马君朝
Writing well is a fine skill, but is it important? Yes, very! Many companies that came to recruit at Yale, including most of the well-known Wall Street finance and consulting firms, made no secret of their preference for candidates with solid writing skills. Each year these firms hire a large number of new graduates with majors such as history, English, and political science, but no formal finance or business education. Curiously, the undergraduate economics or finance curriculum at elite private universities such as Yale, Harvard and Princeton has a strong theoretical bent and is not immediately applicable to a career in a private firm. Indeed, most elite universities don't even have an undergraduate business program. In the US one of the most influential and lucrative professions is law, a field in which writing skills are indispensable. Not surprisingly, law school is one of the most popular destinations for Yale grads majoring in history.
The ability to use words well is highly valued and respected in Western culture. The two most "popular" figures on the Yale campus are probably Richard Brodhead, dean of Yale College, and sinologist Jonathan Spence. Both cast their spell on the Yale community through the excellence of their writing and public speaking. Spence's course on modern Chinese history once drew a first-day crowd of 650. He had to limit enrollment to 400, the capacity of the largest lecture hall at Yale. From my experience, Chinese students with an excellent command of English receive a lot of respect and attention from Americans.
So a history education is useful. Yet if the question "Why study history?" had been put to the 204 history majors in my class, chances are that they would have replied, "Because it's fun." And it is!. The study of history is enjoyable on several levels. The lectures are often the highlight of a history course. Boasting one of the finest history departments in the US, Yale has many history professors of superstar status. Often superb story tellers, they turn lecturessintosgrand historical drama. Jonathan Spence's lectures are known for his insightful anecdotes from Chinese history. In the famous course on ancient Greek history taught by Donald Kagan, students would applaud at the end of each lecture to acknowledge Kagan's impassioned eloquence. My personal favorite was Prof. James Heinzen's history of modern Russia: on the grand level, the Russian people's heroic struggle with destiny over the past 200 years is deeply moving.

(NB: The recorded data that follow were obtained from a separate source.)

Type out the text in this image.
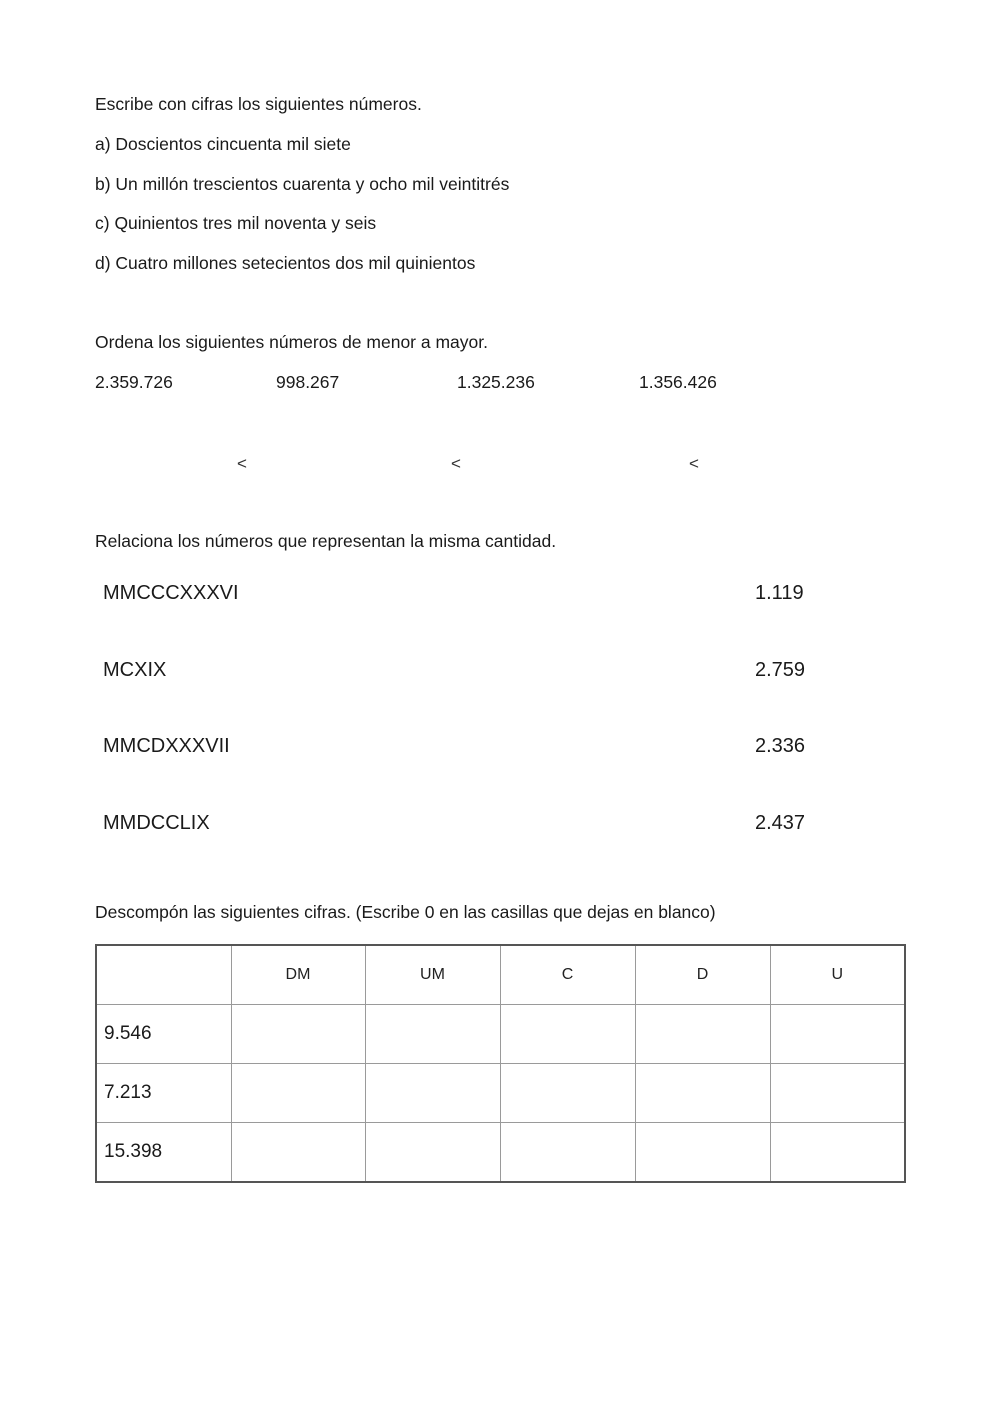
Escribe con cifras los siguientes números.
a) Doscientos cincuenta mil siete
b) Un millón trescientos cuarenta y ocho mil veintitrés
c) Quinientos tres mil noventa y seis
d) Cuatro millones setecientos dos mil quinientos
Ordena los siguientes números de menor a mayor.
2.359.726	998.267	1.325.236	1.356.426
<	<	<
Relaciona los números que representan la misma cantidad.
MMCCCXXXVI	1.119
MCXIX	2.759
MMCDXXXVII	2.336
MMDCCLIX	2.437
Descompón las siguientes cifras. (Escribe 0 en las casillas que dejas en blanco)
	DM	UM	C	D	U
9.546					
7.213					
15.398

Reading is another great source of enjoyment that I cannot help mentioning. In a typical history course, the professor lectures on historical developments in broad terms, while the reading for a particular week, usually a book on a specific subject, supplements the professor's presentation with vivid details and a more thorough analysis of something touched on in the lectures. Reading is really the blood and flesh of the course. In the class I took on the history of modern Germany, for example, Prof. Henry Turner focuses his lectures exclusively on the socio-political development of Germany since Bismarck. The reading includes the biography of Bismarck by AG Taylor, excerpts from German Marxist Eduard Bernstein's political writing and 19th century German historian Heinrich von Treitschke's lecture notes, Heinrich Mann's novel Man of Straw, excerpts from Hitler's Mein Kampf, Michael Allen's The Nazi Seizure of Power, and many other books. While a few, such as Hitler's Mein Kampf, were torture to read, most were fascinating. I spent many weekends in the library doing my history reading, and a good book to read was an important part of my Saturday "relaxation".

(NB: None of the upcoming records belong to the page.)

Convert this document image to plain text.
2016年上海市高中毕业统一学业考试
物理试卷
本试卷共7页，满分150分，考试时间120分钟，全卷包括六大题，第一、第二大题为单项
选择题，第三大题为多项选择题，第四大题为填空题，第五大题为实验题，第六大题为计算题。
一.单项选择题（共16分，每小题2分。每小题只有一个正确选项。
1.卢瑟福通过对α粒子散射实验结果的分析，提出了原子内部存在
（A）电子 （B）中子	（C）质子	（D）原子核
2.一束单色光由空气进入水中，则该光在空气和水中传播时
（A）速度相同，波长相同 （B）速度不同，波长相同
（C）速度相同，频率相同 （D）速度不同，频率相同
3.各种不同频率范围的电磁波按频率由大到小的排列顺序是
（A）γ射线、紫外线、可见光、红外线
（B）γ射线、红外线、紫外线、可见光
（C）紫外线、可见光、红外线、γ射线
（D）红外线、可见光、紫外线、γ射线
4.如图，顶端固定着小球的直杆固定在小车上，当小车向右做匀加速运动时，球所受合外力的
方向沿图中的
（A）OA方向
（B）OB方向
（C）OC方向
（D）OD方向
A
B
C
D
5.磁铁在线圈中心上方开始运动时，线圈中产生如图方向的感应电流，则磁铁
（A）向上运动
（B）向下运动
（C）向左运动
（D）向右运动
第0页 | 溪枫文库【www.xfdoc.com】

History is not only fun for people who study it, but also for the people who research it. When I talked with Prof. Turner about one of his books, he told me that the idea for it arose as he was browsing through the catalogue of some Nazi documents newly released after the collapse of the Soviet Union. Among the documents were personal letters from Franz von Papen, one of the key figures behind Hitler's appointment as chancellor in January 1933. Turner thought that they might reveal something about the power struggle immediately before Hitler's rise to power, so he asked a colleague doing research in Moscow to photocopy some of the letters. These, as it turned out, told a story about Hitler's ascent to power quite different from what most people had believed. Based on these and other documents, Turner wrote a book that brought our understanding of this period closer to historical reality. Almost ten years after its publication, the aged professor still got very excited over his book: "It was detective work. I had a lot of fun working on it."
No essay or book fully explains why people study history. The answer given by Donald Kagan, Yale's celebrated professor of ancient Greek history, captures the essence of the problem: "You only know why people should study history after you have studied history.